Dodgers’ home cooking yields a baker’s dozen
Something unexpected happened Wednesday night at Dodger Stadium.
Baseball’s worst team gave the Dodgers a game.
Well, at least for four or five innings.
Then the Washington Nationals went back to being the Washington Nationals, as their bullpen collapsed magnificently in a seven-run sixth-inning for the Dodgers, who went on to claim a 10-3 victory to become the first modern-day team in major league history to win its first 13 home games.
The Detroit Tigers won their first 12 home games, and that was in 1911.
In the days and hours leading up to the first game of their two-game set against the Nationals, most of the Dodgers appeared to be paying little attention to the streak.
“I’m sure they’re aware of it,” Manager Joe Torre said. “I’m sure they’d like to be the team to own the streak by themselves, or, like the 1911 Tigers, not be around when it’s broken.”
The Dodgers took their 23rd decision in their last 26 games at Dodger Stadium, dating to Aug. 21, 2008. Starting from the day Manny Ramirez became a Dodger -- Aug. 1, 2008 -- they are 31-7 at home.
With four games remaining in a season-long 11-game homestand, the Dodgers extended their lead in the National League West to 6 1/2 games and their winning streak to seven games. They improved their record to 21-8.
The Nationals dropped to 7-18, worst in the major leagues, and are 2-11 on the road.
But they had a chance.
The Dodgers were held to a run in the first four innings, after which the score was tied, 1-1.
The home team’s only run in that span came in the first inning when Rafael Furcal singled, moved to third base on a double by Orlando Hudson and scored on a double-play grounder by Andre Ethier.
Meanwhile, Clayton Kershaw was laboring.
He gave up only one run but lasted only five innings, as he rapidly ran up his pitch count to 99. He walked three.
The 21-year-old left-hander wasn’t as sharp as he was five days earlier, when he matched San Diego Padres ace Jake Peavy over seven scoreless innings.
“I think he realized he didn’t have to strike people out to win,” Torre said of that game.
Not on Wednesday.
He had to strike out Austin Kearns to get out of the first inning, when he loaded the bases by giving up hits to Cristian Guzman and Ryan Zimmerman and walking Elijah Dukes.
Zimmerman’s single extended his hitting streak to 24 games, the longest in the majors this season.
Kershaw surrendered the tying run in the third inning, which Guzman led off with a double to left field. Guzman eventually scored on a sacrifice fly by Zimmerman to tie the score, 1-1.
But Nationals starter Daniel Cabrera handed the Dodgers the fifth, walking Ethier with the bases loaded to force in the go-ahead run.

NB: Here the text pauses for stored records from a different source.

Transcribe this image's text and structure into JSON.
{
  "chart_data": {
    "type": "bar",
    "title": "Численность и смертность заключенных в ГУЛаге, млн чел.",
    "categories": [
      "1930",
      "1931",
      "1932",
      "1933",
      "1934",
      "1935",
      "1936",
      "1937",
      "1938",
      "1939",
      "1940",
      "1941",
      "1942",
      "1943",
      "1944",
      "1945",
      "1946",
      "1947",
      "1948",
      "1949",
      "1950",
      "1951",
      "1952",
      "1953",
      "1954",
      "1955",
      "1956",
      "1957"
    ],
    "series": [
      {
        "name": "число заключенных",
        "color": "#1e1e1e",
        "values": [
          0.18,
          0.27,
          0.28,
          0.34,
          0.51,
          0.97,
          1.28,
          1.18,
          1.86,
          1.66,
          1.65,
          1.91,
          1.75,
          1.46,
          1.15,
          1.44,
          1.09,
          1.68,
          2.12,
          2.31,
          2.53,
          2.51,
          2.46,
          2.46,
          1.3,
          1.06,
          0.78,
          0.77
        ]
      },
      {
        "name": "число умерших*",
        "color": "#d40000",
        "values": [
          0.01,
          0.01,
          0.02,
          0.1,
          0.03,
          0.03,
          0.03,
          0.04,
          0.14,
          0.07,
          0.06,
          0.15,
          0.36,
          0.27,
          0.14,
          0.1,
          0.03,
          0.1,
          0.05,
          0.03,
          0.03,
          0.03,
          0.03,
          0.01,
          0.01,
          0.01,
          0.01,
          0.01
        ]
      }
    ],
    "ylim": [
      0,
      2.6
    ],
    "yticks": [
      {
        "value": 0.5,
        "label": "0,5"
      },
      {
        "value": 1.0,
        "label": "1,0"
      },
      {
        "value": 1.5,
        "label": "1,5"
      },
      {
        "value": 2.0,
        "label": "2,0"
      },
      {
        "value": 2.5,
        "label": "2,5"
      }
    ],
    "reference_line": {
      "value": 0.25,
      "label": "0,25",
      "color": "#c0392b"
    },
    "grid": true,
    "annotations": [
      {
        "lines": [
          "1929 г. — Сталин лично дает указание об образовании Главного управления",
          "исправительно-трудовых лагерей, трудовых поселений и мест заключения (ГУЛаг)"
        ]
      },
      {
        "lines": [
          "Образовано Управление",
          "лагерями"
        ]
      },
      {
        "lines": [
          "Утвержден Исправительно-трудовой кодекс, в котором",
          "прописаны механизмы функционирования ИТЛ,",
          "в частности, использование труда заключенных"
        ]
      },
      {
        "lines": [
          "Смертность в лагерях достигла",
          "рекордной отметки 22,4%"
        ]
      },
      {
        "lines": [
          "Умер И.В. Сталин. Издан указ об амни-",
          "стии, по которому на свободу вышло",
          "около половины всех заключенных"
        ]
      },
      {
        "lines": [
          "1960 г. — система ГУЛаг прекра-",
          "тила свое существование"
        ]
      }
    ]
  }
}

An inning later, the game took a turn for the ridiculous for the Nationals.
Cabrera issued consecutive walks to Casey Blake and pinch-hitter Mark Loretta to load the bases and was pulled from the game in favor of Mike Hinckley.
Hinckley served up a run-scoring single to Furcal that widened the gap to 3-1.
With the bases loaded, Hinckley walked Hudson to force in another run. Ball four was like something out of a bloopers video, sailing high over the head of catcher Jesus Flores and hitting the screen behind the plate.
Hinckley was removed from the game but the deluge continued, as Ramirez hit a two-run double and James Loney slapped a two-run single. A force out by Russell Martin knocked in the seventh run of the inning.